Comparison of execution time obtained for each mapping strategy

Finally, Fig. 6 shows the comparison of the required hardware area related to the mapping obtained by the compared strategies. Here, also, the performance of DEMO is better than that of MOPSO. Among the mutation strategies for DEMO, we can see that Best proves to be the best option.

Fig. 6.
figure 6

Comparison of area requirements obtained for each mapping strategy

7 Conclusion

The problem of assigning and mapping IPs into a NoC platform is NP-hard. There are three objectives to be optimized: area required, execution time and power consumption. In this paper, we propose a Multi-Objective algorithm based on Differential Evolution (DEMO) to help NoC designers during the mapping step onto a 3D mesh-based NoC platform, based on pre-selected set of IPs.
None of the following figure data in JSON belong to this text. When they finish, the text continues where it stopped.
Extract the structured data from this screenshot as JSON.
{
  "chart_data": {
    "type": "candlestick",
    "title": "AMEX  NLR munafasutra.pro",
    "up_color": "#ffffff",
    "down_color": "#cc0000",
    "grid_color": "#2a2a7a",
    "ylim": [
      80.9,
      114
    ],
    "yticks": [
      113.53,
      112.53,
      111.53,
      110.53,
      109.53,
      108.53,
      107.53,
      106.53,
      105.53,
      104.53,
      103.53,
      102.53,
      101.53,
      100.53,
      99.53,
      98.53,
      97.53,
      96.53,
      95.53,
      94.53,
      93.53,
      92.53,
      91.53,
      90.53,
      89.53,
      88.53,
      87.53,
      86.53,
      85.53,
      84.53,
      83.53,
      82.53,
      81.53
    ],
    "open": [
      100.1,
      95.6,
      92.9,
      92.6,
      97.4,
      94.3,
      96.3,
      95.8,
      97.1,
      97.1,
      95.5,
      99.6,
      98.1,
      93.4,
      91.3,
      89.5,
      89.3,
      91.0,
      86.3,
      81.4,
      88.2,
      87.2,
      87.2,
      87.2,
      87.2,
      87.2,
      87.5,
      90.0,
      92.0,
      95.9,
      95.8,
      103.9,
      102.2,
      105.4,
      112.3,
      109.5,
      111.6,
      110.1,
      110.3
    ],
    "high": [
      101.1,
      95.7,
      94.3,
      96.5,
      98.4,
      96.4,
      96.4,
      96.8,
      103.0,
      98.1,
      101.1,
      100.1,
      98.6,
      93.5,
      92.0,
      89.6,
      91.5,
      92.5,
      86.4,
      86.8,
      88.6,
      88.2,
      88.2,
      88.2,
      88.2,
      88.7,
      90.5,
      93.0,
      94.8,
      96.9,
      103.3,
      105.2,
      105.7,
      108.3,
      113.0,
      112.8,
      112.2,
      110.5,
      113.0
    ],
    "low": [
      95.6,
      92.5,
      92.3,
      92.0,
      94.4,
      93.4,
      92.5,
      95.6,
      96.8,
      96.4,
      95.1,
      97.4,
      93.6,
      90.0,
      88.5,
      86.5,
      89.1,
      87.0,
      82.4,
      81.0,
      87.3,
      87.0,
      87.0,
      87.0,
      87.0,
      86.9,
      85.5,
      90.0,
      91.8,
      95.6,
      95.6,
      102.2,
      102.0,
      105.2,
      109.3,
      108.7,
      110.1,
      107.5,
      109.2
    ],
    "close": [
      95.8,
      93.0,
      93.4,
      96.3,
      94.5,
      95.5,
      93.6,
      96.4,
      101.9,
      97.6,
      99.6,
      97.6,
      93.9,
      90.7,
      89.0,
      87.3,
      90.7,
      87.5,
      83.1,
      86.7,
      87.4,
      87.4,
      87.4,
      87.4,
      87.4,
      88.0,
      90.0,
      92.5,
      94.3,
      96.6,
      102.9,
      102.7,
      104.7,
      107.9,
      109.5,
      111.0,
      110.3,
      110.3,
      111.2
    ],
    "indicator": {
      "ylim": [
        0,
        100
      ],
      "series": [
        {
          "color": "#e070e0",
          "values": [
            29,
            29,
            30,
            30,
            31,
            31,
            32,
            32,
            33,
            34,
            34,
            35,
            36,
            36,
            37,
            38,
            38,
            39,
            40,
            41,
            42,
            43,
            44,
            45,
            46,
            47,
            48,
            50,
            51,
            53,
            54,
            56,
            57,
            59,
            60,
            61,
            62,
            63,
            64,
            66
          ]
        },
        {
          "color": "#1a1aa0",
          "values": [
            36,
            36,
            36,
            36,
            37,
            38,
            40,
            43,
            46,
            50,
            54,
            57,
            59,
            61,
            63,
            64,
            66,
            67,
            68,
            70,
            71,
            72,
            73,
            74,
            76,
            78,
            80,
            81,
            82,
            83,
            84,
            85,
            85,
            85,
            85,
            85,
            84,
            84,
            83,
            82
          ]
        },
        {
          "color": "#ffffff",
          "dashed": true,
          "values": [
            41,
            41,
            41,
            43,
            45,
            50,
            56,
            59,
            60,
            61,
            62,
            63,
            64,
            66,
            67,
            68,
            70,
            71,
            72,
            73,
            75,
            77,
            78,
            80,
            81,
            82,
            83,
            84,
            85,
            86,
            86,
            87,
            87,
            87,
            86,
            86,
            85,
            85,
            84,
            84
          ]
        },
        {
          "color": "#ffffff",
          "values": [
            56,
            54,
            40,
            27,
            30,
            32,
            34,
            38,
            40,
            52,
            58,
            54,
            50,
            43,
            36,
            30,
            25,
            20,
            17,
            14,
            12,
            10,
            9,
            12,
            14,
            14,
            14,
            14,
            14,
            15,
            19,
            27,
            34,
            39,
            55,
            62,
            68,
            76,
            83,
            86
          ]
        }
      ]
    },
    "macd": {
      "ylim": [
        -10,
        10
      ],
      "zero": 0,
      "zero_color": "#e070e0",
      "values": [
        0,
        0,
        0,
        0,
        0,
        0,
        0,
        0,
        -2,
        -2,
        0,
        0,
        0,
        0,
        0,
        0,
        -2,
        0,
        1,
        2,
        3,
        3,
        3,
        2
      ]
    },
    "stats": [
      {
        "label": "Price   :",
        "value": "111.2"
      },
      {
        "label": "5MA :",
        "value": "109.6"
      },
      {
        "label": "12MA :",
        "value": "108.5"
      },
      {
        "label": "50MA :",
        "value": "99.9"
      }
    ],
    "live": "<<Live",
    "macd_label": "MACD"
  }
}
We use the same objective functions and the same TGs used in [13], where we applied a Multi-Objective algorithm based on Particle Swarm Optimization (MOPSO), to evaluate the performance of the proposed algorithm. Besides this, the DEMO algorithm offers three strategies, related to variations of the mutation operation: Rand, Best, Current-to-Best. The strategy based on Best presents better performance than the other strategies. We also compare the results obtained by the DEMO algorithm to those obtained by MOPSO algorithm, where DEMO proves to be better than MOPSO. It is interesting to highlight that DEMO requires only two parameters to be set, while MOPSO requires three parameters.

For future work, we plan to experiment with other strategies in the DEMO algorithm and also to use other scheduling algorithms, such as List Schedulling and As Late as Possible.